Changement de décor total, il a fallu refaire la connaissance de nouveaux personnages et de nouveaux environnements. J’ai réussi à m’attacher dès le début à Théa, jeune fille fougueuse, ainsi qu’à Hiémain, douce âme ballotée par les volontés qui l’entourent. On m’avait prévenue, mais Royal trouve lui aussi son digne successeur dans cette série, avec un personnage qui se hisse déjà parmi les plus haïssables qu’il m’ait été donnés de rencontrer. Les tomes suivants vont s’annoncer éprouvants…
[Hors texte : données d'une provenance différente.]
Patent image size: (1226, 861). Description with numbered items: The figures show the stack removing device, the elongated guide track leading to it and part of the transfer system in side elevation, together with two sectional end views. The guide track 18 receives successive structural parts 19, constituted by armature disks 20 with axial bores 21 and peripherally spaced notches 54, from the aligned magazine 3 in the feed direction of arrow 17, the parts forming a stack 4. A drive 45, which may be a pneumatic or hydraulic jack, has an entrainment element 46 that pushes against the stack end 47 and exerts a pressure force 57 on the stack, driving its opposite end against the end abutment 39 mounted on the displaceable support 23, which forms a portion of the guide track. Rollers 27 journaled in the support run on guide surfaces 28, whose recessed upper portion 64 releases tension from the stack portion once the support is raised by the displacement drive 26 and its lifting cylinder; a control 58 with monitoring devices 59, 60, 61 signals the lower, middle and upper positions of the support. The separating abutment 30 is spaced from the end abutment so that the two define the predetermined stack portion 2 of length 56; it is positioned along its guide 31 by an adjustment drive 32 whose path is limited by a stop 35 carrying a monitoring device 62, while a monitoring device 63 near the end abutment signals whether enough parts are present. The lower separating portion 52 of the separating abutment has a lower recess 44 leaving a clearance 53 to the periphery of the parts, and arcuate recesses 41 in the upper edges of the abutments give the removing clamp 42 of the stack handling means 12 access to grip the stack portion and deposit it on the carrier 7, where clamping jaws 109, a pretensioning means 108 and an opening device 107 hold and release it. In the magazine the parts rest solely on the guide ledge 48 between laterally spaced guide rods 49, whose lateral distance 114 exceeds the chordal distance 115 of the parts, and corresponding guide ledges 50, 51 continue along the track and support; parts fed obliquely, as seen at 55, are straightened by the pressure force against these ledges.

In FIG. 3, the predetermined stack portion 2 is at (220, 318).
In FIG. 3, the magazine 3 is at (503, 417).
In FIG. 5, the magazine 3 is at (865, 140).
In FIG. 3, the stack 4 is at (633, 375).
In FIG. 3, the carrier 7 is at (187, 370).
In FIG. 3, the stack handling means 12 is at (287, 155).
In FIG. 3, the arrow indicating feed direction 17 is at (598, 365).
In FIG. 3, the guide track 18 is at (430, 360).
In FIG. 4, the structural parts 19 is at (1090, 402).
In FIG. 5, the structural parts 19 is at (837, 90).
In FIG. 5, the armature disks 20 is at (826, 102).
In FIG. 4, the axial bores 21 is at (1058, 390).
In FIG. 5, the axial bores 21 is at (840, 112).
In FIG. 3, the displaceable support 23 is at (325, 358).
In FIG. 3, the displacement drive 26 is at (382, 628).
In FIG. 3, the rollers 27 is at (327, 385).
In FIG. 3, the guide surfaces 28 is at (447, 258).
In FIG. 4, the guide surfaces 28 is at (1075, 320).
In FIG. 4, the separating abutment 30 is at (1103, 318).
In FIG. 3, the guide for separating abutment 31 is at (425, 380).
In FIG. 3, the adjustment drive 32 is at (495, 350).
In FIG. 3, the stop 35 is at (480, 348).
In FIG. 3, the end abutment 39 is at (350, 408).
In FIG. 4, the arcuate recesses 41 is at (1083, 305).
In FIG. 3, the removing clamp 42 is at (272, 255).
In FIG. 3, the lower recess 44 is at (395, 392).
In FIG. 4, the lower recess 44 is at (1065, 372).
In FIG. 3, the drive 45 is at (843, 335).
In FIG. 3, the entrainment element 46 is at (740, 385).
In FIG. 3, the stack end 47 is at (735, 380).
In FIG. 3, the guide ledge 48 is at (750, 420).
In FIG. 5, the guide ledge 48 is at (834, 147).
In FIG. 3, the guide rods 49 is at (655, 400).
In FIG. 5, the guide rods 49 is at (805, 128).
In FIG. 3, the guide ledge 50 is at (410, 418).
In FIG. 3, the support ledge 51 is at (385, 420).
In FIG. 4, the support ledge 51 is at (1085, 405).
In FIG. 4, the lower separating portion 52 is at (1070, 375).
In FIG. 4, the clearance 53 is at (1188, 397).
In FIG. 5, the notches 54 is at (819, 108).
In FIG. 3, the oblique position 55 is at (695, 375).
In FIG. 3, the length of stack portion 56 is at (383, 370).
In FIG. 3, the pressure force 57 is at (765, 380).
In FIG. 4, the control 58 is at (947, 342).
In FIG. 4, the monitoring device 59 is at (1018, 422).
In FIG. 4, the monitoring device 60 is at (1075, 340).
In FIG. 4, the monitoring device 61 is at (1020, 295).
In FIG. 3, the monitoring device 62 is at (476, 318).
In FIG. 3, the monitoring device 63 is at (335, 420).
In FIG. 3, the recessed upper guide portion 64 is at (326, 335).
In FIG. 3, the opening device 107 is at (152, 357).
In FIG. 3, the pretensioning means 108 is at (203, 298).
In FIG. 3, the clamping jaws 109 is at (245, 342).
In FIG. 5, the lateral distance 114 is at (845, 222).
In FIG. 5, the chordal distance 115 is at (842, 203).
Malgré quelques apartés qui n’ont pas encore complètement fait le lien avec l’intrigue principale, on ne voyage pas encore beaucoup ; certainement pour nous laisser le temps d’assimiler les nouveaux éléments. J’ai d’ailleurs adoré rencontrer les Vivenefs (dont j’ai trouvé le processus d’éveil particulièrement émouvant), et j’ai très, très hâte de les voir évoluer auprès des humains, de leurs conflits et de leurs destins.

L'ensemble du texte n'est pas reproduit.